MG: What else can you share about your new book?
GS: It’s still a work in progress, but it does have the summer of 2016 as one of the topics of it, and the other topic is hedge funds and hedge fund brokers. The story I had in mind was the advent of somebody like Donald Trump who has all the authoritarian tendencies of Putin. It’s been my novel about America, but because America is in the precarious state that it’s in it feels almost like I’m writing about Russia again.
MG: What do you think has gone wrong in this country?
GS: It’s hard to read these days. We have too many distractions. I teach in a graduate program at Columbia University.
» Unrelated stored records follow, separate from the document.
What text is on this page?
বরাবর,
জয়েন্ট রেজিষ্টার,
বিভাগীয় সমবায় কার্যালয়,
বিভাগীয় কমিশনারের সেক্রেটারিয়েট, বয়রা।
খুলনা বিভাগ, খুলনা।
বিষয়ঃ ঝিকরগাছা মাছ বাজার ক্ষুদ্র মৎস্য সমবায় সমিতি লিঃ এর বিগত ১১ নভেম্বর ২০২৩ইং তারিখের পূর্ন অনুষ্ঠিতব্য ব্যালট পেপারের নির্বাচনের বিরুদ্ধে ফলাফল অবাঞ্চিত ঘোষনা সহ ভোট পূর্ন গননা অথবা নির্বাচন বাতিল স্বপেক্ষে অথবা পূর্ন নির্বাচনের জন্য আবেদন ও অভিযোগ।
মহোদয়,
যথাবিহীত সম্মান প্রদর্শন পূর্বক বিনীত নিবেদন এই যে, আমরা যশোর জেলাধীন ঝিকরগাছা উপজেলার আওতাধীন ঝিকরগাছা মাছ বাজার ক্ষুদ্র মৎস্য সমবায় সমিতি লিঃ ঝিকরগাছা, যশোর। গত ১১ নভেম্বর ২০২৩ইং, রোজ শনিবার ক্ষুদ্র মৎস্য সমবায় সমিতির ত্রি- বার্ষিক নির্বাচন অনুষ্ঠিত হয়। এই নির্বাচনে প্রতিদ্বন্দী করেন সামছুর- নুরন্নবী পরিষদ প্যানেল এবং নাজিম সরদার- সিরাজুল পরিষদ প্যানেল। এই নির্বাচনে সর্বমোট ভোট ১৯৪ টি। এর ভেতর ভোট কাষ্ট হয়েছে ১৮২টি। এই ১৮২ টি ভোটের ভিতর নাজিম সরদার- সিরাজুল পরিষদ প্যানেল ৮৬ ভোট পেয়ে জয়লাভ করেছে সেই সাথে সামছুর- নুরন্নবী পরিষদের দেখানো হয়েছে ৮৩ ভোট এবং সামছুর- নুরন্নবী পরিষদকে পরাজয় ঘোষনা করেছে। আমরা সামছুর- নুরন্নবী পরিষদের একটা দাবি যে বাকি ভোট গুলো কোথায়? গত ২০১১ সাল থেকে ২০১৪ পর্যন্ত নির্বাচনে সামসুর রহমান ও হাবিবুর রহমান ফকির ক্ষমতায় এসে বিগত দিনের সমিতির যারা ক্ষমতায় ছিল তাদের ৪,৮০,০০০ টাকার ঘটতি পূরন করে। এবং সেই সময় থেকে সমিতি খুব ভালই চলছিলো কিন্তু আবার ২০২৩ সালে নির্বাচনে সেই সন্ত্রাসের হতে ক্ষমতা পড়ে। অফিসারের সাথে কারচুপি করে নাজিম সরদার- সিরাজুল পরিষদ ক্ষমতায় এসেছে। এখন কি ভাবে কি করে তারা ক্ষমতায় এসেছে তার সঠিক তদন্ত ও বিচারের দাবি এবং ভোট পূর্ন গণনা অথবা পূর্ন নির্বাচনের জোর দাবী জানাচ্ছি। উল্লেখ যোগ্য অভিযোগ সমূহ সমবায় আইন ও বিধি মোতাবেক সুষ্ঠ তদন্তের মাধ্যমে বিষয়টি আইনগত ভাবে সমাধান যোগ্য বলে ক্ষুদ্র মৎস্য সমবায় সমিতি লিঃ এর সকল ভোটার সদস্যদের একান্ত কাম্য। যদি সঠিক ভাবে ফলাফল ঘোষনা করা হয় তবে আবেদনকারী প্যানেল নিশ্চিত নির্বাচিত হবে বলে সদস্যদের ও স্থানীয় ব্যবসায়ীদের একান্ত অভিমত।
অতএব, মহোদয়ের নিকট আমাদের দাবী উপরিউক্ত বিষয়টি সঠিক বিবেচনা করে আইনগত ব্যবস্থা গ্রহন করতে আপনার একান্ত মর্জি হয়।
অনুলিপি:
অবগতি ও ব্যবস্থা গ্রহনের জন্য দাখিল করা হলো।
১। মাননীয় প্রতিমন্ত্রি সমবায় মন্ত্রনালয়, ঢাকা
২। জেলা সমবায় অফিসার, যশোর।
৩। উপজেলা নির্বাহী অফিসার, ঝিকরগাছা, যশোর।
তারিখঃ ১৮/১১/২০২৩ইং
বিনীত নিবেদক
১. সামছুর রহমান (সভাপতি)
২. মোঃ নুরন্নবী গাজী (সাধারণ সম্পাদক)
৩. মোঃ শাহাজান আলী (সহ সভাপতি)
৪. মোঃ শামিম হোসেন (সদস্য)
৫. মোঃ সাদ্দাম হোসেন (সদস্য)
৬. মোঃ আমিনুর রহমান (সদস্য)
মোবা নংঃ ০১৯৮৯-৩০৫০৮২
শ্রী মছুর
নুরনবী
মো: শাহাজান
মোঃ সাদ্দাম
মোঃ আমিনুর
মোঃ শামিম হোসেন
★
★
I’ve had students say, ‘I can’t finish The New Yorker story; it’s too many words.’ I think part of the reason why we are where we are is because things like reading that promote democracy have been on the decline. Whereas you pick up social media, you get little bursts of information, tons of which are incorrect, and you’re able to sway people in a way that you would never be able to sway before.
MG: What do you tell your students most often about writing?
GS: They’re all writers, so what I tell them mostly is: find your voice. If you can write a sentence or paragraph that can’t be mistaken for anybody else’s, then you’re set. The other thing I tell them is to notice everything. The writer Saul Bellow said you have to be able to notice everything, and I think that’s absolutely right. Every little detail has to be jotted down. So being a writer is almost like being a doctor in some ways. You’re always on call, you’re always checking things out.
MG: Why are literature and literacy so important?
GS: The people who are in charge now don’t want you to read books. Reading is now a political act, too. So read because it’s beautiful and wonderful and read because you’re making a difference, too. There’s so much good stuff that happens when you crack that spine.